Currently, NovoAir operates a modest fleet of five ATR72-500s, serving key domestic destinations including Dhaka, Chittagong, Cox’s Bazar, Jessore, Rajshahi, Saidpur, and Sylhet. The carrier had originally planned to expand its fleet by leasing A321-200s to boost both its capacity and reach. However, due to an unavailability of the A321-200 type in the leasing market, NovoAir quickly revised its strategy, targeting A320-200s as an alternative. Yet, the airline continues to face challenges securing these aircraft for lease.

“The global shortage of aircraft has not helped our situation either,” Rahman explained. NovoAir also explored the possibility of leasing Boeing 737s to expand its fleet. However, a persistent global shortage of these aircraft, combined with lessors’ preferential treatment toward dealing with larger, more established airlines, has further hindered their efforts. “When an aircraft becomes available for lease, major airlines tend to grab it quickly, leaving lessors less willing to lease to smaller airlines like ours,” he added. In addition, local economic conditions, such as a shortage of U.S. currency, have raised concerns among lessors about NovoAir’s ability to meet monthly lease payments.

NovoAir has also considered wet leases as a stopgap measure, but discussions revealed that such arrangements are not commercially viable for the carrier. Lessors generally prefer wet leases that last no longer than six months, and stringent Bangladeshi aviation regulations make longer wet lease periods difficult to secure. Since May of last year, NovoAir has been actively seeking to lock in a suitable dry lease agreement, but prospects remain uncertain. Rahman now estimates it may take another year to source the ideal aircraft to meet the airline’s expansion plans.

In a bid to upgrade its existing fleet, NovoAir is also looking to modernize its current ATR72-500s by converting them to ATR72-600s. However, supply chain issues at ATR – Avions de Transport Régional – particularly concerning spare parts, have impacted fleet maintenance, with ch-aviation data revealing that two out of the five ATR jets are currently out-of-service.

Looking ahead, Rahman envisions a broader international expansion once the fleet challenges are resolved. He hopes to extend NovoAir’s operations beyond domestic routes, with plans to serve major international airports including Kuala Lumpur International, Bangkok Suvarnabhumi, Singapore Changi, Dubai International, Sharjah, and Muscat. Such a move would significantly enhance the airline’s network, enabling it to tap into lucrative international markets while increasing connectivity across Asia and the Middle East.

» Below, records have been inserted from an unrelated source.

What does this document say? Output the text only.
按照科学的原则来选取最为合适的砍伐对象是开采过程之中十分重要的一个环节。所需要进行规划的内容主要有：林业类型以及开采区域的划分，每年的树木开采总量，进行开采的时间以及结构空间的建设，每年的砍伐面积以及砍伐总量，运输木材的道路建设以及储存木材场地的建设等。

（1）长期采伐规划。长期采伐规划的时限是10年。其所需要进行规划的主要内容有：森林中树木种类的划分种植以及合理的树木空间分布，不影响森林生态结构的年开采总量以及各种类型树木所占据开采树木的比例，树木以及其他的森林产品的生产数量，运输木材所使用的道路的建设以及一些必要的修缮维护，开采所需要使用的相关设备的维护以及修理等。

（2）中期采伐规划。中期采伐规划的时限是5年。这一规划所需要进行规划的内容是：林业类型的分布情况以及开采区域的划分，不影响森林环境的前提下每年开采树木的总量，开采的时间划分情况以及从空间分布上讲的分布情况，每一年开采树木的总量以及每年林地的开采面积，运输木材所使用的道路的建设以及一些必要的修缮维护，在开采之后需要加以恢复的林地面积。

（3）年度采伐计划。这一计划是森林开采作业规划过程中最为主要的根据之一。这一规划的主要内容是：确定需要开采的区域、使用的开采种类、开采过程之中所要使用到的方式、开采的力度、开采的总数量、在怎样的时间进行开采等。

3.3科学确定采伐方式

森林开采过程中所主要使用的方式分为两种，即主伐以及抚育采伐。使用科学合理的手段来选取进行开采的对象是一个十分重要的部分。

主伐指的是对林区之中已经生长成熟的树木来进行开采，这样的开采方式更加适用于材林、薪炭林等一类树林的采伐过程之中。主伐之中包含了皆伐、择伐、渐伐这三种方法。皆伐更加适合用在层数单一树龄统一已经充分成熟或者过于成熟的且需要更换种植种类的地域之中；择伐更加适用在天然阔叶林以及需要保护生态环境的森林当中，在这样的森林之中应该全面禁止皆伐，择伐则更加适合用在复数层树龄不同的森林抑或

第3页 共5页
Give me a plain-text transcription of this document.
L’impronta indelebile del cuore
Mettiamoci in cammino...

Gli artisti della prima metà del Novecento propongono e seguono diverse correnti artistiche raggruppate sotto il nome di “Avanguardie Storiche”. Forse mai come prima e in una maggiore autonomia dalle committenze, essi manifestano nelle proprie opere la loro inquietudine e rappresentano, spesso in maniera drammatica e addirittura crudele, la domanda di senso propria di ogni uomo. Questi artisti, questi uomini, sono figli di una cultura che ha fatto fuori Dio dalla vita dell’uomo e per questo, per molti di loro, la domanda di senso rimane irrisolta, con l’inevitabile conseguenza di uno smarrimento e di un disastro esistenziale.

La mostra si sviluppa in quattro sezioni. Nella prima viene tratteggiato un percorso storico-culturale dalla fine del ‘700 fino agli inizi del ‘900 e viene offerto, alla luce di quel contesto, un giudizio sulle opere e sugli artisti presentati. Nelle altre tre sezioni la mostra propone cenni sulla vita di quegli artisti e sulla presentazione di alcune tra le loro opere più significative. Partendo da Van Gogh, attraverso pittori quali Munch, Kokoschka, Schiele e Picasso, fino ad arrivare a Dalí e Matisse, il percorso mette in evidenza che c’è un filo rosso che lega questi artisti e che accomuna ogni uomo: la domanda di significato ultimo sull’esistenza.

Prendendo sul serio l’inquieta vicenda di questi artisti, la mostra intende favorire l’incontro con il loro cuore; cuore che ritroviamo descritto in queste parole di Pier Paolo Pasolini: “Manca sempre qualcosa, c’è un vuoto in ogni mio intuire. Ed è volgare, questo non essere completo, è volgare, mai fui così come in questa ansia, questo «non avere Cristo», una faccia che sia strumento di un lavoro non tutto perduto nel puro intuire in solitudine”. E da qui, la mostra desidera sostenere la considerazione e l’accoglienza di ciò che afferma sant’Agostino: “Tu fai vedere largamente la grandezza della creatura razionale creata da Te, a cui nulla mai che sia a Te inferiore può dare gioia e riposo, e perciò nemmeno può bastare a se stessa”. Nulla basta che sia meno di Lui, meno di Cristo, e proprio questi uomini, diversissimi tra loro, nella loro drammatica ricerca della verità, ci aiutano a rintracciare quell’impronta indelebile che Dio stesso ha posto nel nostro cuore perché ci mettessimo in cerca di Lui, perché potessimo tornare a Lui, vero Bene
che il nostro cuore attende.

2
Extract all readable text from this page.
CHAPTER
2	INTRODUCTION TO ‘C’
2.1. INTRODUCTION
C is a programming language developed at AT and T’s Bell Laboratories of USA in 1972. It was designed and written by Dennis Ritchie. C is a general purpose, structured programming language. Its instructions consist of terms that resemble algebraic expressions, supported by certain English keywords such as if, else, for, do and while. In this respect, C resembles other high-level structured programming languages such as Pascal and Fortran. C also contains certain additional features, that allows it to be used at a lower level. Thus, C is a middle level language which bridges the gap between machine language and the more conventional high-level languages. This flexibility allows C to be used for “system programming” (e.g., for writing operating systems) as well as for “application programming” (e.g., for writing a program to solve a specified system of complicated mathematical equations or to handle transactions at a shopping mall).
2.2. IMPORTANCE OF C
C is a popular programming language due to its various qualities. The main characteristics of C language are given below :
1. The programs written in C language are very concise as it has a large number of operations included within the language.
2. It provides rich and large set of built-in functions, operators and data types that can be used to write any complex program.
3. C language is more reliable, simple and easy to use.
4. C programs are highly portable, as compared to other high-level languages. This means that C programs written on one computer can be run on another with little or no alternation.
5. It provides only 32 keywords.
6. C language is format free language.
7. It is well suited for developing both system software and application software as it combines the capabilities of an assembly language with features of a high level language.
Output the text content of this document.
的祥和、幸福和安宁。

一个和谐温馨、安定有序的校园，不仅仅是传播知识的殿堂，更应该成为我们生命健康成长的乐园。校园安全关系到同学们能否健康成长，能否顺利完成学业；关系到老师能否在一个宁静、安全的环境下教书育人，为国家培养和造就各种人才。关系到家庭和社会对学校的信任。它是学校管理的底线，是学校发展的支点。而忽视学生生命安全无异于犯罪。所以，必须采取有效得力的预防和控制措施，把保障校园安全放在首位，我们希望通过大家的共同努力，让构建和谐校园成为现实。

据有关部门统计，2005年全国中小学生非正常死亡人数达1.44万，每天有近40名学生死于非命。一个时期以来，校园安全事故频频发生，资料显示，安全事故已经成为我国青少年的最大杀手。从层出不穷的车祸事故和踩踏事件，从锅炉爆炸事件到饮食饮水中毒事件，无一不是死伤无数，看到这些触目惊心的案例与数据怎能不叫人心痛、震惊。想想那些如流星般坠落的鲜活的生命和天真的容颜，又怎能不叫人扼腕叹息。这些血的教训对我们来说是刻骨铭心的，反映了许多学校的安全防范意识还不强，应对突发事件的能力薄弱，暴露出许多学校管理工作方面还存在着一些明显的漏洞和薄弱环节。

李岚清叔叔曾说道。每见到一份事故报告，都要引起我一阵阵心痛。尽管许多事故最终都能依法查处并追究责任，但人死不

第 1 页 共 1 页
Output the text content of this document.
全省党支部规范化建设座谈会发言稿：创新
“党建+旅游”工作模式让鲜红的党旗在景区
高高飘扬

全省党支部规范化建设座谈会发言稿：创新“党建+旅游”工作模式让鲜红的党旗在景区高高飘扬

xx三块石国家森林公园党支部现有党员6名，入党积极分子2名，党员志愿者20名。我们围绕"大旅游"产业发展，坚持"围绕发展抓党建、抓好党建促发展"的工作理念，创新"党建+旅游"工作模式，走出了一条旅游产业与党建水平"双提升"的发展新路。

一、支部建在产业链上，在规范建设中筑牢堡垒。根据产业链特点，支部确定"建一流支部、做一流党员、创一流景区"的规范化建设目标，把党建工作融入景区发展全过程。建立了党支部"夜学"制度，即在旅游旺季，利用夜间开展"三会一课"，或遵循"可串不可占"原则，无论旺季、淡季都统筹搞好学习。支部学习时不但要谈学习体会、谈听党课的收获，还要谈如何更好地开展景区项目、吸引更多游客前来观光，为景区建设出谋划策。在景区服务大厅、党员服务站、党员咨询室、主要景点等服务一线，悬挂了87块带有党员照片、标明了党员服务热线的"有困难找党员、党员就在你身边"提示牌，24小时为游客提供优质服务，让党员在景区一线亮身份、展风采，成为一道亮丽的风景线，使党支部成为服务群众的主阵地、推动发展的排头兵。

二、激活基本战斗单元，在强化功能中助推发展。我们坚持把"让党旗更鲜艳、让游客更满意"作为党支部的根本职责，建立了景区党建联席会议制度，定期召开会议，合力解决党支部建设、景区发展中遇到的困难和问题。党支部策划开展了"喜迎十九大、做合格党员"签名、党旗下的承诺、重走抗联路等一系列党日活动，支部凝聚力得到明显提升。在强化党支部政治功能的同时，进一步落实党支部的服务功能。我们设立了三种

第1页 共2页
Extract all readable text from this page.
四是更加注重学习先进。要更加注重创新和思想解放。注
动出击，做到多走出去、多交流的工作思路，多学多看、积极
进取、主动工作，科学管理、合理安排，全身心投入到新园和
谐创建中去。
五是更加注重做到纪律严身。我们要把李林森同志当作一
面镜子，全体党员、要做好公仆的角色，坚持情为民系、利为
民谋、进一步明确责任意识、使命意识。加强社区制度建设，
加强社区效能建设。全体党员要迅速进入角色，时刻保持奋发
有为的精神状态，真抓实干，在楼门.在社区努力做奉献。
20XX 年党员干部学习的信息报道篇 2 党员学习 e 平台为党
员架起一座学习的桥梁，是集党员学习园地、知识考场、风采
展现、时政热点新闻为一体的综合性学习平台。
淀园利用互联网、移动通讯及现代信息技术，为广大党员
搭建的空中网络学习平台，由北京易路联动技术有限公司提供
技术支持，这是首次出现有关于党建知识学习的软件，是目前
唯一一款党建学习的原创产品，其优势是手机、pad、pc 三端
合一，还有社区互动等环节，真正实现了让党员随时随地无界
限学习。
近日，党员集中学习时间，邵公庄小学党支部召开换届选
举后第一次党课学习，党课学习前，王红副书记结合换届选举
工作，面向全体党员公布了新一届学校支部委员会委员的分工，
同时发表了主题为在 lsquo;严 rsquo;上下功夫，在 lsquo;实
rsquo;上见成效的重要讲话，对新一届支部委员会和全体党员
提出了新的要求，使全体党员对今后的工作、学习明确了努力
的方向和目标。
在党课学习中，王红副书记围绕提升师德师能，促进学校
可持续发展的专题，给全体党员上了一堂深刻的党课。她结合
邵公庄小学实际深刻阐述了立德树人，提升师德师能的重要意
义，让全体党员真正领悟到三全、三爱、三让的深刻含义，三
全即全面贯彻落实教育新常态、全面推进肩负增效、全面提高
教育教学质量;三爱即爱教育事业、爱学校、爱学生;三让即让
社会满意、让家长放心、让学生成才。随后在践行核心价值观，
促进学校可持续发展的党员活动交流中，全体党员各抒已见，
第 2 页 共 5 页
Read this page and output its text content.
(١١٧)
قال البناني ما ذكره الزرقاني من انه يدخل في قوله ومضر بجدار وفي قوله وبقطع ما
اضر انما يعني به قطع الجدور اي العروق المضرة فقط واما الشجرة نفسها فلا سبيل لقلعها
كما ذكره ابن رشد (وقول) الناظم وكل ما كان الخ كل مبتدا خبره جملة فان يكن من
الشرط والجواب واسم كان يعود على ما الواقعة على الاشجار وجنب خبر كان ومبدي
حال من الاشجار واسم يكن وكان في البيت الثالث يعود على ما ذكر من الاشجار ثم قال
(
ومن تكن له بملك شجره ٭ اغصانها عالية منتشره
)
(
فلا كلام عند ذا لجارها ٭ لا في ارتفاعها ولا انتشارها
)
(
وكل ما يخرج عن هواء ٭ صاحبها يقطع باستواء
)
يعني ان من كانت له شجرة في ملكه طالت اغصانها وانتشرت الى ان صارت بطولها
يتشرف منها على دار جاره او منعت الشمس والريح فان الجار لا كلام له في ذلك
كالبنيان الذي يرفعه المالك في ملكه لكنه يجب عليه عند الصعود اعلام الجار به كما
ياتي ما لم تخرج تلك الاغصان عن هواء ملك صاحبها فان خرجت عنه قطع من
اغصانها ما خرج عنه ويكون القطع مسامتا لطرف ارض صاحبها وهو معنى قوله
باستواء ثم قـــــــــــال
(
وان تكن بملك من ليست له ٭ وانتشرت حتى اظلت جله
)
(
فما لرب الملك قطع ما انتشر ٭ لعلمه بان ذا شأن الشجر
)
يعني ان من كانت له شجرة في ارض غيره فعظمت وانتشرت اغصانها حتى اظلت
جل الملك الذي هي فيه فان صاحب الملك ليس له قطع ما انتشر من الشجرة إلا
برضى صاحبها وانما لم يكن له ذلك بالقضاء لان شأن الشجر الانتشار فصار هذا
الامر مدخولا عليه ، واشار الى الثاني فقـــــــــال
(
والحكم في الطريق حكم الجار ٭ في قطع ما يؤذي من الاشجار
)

Despite these challenges, NovoAir remains committed to overcoming the obstacles imposed by the scarcity of aircraft and lessor preferences. Preliminary discussions with various lessors have shown some promise of locking in an aircraft deal within the first half of this year. With determination and strategic adjustments, NovoAir aims to grow its fleet, expand its route network, and fulfill its potential as a significant player in both domestic and international aviation markets.